Nature is pretty damn incredible. And I’m sort of stating the obvious here but everything we have in this world comes from nature. Every single one of our possessions is made from materials such as metal, plastic, wood – you name it – they all come from everyone’s favorite adoptive parent, Mother Nature.
Plus, the house you live in and everything inside it was once a part of the Earth. Then there are the clothes you wear which – you guessed it – also come from nature. Even silk, which as we know is a very highly sought after material, derives from the hard graft of silkworms. They make a webbed material that has a very soft, “silky” feel to it, and which starts off looking a little like this:
It may be hard to believe considering us humans have become such an insatiable bunch, but Earth really does provide us with everything we need. Back when societies didn’t run on constantly evolving technology, we had Mother Nature to fall back on for our survival in this world.
Of course, nature will always have some pretty major malfunctions, such as the odd earthquake or tsunami, but ultimately, the world is designed to ensure the survival of as many species as possible.
One of the most humbling experiences for us as humans is witnessing living creatures in their natural habitats, doing all they can to survive. It really puts things into perspective, as we recognize just how easy our lives are in comparison.
Take ants for example. They may just be tiny little insects but that doesn’t mean they’re not crafty, intelligent, and dedicated to their own survival. Sure, an ant is weak and insignificant when it is on its own, but when they work as a team, they form a force to be reckoned with.
Unsurprisingly, the footage, which was originally posted to Twitter by Francisco Boni, has since gone viral.

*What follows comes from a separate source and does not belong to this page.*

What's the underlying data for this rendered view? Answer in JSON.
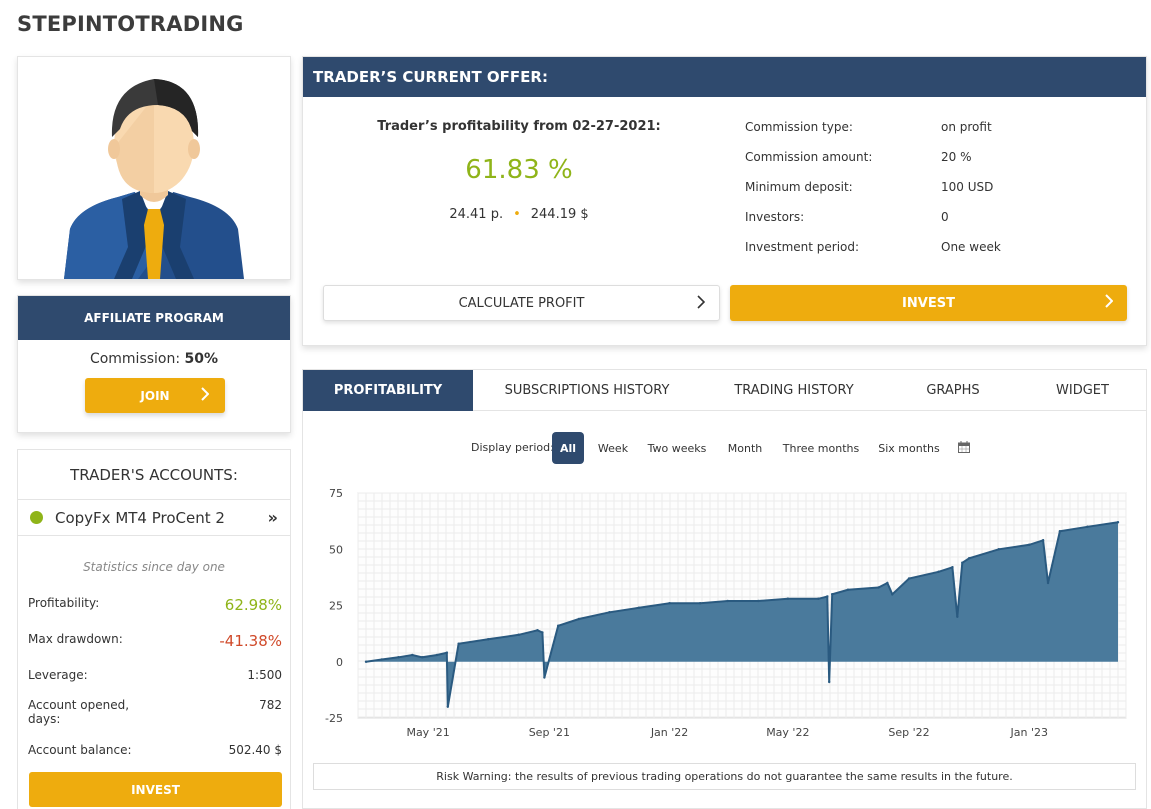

Boni wrote this alongside the video: “Attack of legionary ants (also known as army ants or marabunta) to a wasp honeycomb. Impressive the level of swarm intelligence and collective computation to form that bridge.”
The clip has now been viewed a staggering 700,000 times and has also accumulated 23,000 likes and nearly 10,000 retweets.
Later on in the Twitter thread that emerged after the first tweet, Boni explained more about the spectacular encounter, adding: “When this type of attack happens, the wasps usually escape and the ants do not leave until they’ve completely looted the honeycomb, carrying pupae, larvae, and eggs, as well as some adults who did not manage to escape. They can even build across the water!”
Using EarthSky as his reference, Boni also explained that there are a number of ants species that have difficulties walking upside down. According to Boni, it’s easier for them to follow the trail over a bridge that “goes down and then up” than having to make their way on an inverted upside-down walk.
Twitter user, @godie1998, shared their theory on how this bizarre bridge formed in the first place, writing:
“They probably started as a straight path and started adding ants as gravity pulled the whole bunch down, so the bridge doesn’t end up breaking due to linear tension. So the first minutes they built the bottom part (looks less vertical) and added on the extremes on necessity.”
“It’s only a hypothesis but – proportional to time – their bridge is perfectly reflective of the gravitational pull of an object on free fall (so, as time went on, they expanded the bridge more frequently due to increased weight).”
So there we have it: never underestimate just how crafty and resourceful ants can be. They might just surprise you!